Se você precisa aprender a linguagem da conversa de qualidade, comece a observar as emoções que sente quando está fora de casa.
Para muitos de nós, o ato de expor-se não é nada fácil. Muitos adultos foram criados em lares onde a expressão dos pensamentos e sentimentos não só jamais foi encorajada, como também era condenada. Pedir um brinquedo era recebido com um sermão sobre a situação econômica familiar.

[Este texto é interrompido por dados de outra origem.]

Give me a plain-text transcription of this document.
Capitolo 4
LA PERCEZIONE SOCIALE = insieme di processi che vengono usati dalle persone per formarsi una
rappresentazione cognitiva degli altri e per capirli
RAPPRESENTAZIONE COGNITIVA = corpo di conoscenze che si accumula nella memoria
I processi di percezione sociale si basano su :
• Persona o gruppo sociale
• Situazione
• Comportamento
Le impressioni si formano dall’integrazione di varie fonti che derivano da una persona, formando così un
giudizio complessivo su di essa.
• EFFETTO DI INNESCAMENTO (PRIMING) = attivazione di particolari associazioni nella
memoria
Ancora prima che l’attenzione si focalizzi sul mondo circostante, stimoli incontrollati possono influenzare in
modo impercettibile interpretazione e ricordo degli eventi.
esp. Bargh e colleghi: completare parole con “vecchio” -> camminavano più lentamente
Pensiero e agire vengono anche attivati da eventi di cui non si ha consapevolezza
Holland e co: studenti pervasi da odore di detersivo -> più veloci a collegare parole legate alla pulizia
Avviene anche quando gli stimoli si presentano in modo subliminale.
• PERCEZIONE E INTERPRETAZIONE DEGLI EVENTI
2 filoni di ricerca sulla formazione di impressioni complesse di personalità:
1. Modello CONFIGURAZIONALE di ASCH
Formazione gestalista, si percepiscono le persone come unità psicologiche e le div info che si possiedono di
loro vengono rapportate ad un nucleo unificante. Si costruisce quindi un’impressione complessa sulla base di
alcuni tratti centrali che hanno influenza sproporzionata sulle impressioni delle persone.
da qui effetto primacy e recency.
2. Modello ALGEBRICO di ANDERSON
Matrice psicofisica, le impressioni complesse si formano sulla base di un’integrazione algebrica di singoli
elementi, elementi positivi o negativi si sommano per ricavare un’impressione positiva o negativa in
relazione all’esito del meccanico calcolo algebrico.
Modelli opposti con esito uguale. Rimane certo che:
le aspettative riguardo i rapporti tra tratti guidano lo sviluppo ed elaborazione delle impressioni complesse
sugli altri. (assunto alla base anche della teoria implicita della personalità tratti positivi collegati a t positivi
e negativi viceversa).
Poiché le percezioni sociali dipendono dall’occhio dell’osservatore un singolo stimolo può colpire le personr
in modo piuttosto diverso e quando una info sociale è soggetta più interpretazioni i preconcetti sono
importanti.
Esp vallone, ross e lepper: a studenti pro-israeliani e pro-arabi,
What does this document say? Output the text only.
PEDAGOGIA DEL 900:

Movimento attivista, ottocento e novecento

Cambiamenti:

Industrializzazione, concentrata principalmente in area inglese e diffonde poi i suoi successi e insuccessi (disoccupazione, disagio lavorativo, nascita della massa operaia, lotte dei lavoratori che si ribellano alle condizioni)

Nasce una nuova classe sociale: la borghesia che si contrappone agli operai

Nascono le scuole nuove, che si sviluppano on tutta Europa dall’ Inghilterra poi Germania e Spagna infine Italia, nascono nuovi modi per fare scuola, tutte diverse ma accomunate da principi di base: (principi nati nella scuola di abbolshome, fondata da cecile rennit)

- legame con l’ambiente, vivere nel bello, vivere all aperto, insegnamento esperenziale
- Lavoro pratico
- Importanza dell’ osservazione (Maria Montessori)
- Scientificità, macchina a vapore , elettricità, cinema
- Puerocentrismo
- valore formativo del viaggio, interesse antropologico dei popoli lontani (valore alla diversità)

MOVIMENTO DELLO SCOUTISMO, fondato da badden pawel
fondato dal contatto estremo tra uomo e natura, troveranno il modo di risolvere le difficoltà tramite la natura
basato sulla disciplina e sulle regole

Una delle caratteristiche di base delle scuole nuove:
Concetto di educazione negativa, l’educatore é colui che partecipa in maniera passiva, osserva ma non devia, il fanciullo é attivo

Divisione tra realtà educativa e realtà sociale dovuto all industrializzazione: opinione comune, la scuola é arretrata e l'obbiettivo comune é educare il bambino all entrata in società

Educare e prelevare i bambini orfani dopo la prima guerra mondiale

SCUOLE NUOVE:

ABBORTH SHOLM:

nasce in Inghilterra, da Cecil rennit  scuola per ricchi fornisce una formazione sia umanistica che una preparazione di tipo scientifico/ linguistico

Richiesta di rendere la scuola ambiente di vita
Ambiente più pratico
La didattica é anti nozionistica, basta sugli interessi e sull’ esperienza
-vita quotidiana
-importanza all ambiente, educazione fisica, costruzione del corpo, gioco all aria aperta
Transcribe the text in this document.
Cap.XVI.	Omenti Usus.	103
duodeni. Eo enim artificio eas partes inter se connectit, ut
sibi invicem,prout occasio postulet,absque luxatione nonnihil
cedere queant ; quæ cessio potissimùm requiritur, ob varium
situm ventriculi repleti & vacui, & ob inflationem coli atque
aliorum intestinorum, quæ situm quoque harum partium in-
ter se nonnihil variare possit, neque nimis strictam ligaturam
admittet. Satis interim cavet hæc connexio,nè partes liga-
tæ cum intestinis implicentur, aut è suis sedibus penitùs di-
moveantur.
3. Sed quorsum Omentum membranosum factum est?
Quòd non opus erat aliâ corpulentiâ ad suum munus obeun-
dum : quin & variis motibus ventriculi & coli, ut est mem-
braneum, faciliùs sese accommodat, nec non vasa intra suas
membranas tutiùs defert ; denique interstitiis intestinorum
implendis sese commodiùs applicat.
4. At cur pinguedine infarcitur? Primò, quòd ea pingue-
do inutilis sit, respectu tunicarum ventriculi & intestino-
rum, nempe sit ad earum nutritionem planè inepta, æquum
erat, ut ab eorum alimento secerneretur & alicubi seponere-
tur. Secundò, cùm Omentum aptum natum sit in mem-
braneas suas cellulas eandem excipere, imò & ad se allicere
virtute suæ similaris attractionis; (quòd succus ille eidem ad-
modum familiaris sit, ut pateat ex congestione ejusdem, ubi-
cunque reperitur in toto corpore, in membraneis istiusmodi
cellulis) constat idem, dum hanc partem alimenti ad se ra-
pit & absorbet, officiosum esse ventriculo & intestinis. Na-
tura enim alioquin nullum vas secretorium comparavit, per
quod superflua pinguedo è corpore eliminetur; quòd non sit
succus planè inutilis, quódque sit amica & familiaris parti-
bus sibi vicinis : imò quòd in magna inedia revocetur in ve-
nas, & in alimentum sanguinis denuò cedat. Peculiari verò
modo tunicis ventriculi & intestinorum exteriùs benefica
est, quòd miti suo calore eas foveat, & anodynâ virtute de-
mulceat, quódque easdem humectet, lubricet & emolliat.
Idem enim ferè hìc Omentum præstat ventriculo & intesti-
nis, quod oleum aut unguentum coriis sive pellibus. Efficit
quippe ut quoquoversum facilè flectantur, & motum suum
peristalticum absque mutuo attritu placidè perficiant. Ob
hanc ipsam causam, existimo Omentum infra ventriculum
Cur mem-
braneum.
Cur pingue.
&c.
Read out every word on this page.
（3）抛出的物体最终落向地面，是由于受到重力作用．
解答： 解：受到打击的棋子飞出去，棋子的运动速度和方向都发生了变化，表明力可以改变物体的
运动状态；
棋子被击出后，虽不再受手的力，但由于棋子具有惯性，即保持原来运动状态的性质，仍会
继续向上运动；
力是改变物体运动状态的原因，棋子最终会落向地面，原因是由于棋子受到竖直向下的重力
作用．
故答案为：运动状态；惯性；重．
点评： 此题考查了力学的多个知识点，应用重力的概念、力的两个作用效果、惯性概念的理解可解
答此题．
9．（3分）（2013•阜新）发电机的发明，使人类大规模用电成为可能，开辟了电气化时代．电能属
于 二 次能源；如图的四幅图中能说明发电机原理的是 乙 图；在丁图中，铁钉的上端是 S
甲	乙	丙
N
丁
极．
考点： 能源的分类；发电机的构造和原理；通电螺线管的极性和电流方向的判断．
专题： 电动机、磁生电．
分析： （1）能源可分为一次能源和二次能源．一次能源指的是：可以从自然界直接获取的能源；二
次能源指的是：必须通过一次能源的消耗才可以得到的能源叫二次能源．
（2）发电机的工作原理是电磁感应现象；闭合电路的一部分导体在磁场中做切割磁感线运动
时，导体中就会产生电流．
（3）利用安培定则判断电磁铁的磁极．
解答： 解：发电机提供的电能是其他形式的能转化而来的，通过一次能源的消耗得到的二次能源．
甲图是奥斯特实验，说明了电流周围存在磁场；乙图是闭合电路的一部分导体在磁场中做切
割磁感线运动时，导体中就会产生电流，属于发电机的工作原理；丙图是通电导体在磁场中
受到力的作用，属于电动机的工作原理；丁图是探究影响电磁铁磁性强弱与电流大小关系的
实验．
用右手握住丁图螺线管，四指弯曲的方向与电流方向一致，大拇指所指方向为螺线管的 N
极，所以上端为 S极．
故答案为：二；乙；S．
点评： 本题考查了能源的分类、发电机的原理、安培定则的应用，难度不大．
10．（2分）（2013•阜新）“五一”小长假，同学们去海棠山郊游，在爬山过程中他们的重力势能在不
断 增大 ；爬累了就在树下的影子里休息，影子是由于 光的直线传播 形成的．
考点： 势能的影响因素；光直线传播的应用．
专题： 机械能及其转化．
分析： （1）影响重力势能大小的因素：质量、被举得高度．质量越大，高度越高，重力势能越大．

A criança sentia-se culpada por causa daquele desejo e, então, rapidamente aprendia a não expressar mais seus desejos. Quando um filho ou filha expressava raiva, os pais repreendiam-no (na) severamente com palavras condenatórias. O que acontecia então? A criança aprendia que expressar sentimentos de raiva também não era algo apropriado. Se um deles passasse a sentir-se culpado por expressar seu desapontamento pelo fato de não poder
ir ao supermercado com o pai, aprendia a guardar seu desagrado para si. Nós, adultos, ao atingirmos a maturidade, aprendemos a negar nossos sentimentos. Deixamos de ter contato com nosso ser emocional.
Uma esposa pergunta a seu marido:
— Como você se sentiu com a reação de Mark?
E o marido responde:
— Eu acho que ele está errado. Ele deveria ter feito assim, assim e assim...
Note, porém, que ele não expressa seus sentimentos. Simplesmente manifesta seus pensamentos. Talvez ele tenha motivos para sentir-se triste, com raiva, ou desapontado. No entanto, vive a tanto tempo no nível do raciocínio, que nem ao menos reconhece a existência de seus sentimentos. O ato de aprender a linguagem da conversa de qualidade pode ser comparado ao aprendizado de uma língua estrangeira. O início sempre é uma aproximação dos sentimentos, e o aluno pouco a pouco torna-se consciente de que é uma criatura emocional, apesar do fato de ter ignorado aquela faceta de sua vida.
Se você precisa aprender a linguagem da conversa de qualidade, comece a perceber os sentimentos que lhe ocorrem quando está longe de casa. Compre um bloquinho de rascunho e
mantenha-o diariamente com você. Três vezes, durante o dia, faça a si mesmo as seguintes perguntas:
• Que emoções senti nas últimas três horas?
• O que senti a caminho do trabalho quando o motorista atrás de mim ficou o tempo todo colado em meu pára-choque?
• Como eu me senti quando fui colocar combustível no carro e a bomba automática não funcionou e fez com que o tanque transbordasse, derramasse e molhasse de gasolina toda a parte de trás
do carro?
• Como me senti quando, ao chegar ao escritório, soube que minha secretária fora requisitada para um outro projeto da empresa e não estaria presente toda a manhã?
• Como me senti quando meu supervisor me comunicou que o projeto no qual eu trabalhava teria de ser concluído em três dias, quando pensei que teria mais duas semanas?
Escreva seus sentimentos no bloco de rascunho e, ao lado, coloque uma ou duas palavras para lembrá-lo do evento correspondente ao sentimento. Sua lista deve ficar mais ou menos assim:

Situação Sentimentos
1. motorista colado atrás - RAIVA
2. posto de gasolina - DESAGRADO
3. sem secretária - DESAPONTADO
4. projeto em três dias - FRUSTRAÇÃO E ANSIEDADE

Faça este exercício três vezes ao dia e você descobrirá sua natureza emocional. Utilize seu bloquinho e comunique a seu cônjuge as emoções que experimentou, juntamente com as situações enfrentadas. Quanto mais você fizer isso, melhor será. Em algumas semanas sentir-se-á mais confortável para expressar suas emoções a ele (a). Finalmente, será também capaz de, mais à vontade, conversar sobre seus sentimentos em relação ao (à) esposo (a), aos filhos e a eventos que ocorram em casa. Lembre-se que as emoções em si não são certas nem erradas. São simplesmente nossas reações psicológicas aos acontecimentos da vida.
Constantemente tomamos nossas decisões baseados em nossos pensamentos e emoções. Quando o motorista estava “grudado” em seu carro, a caminho do trabalho, e você ficou com raiva, será que alguns dos seguintes pensamentos passaram por sua cabeça?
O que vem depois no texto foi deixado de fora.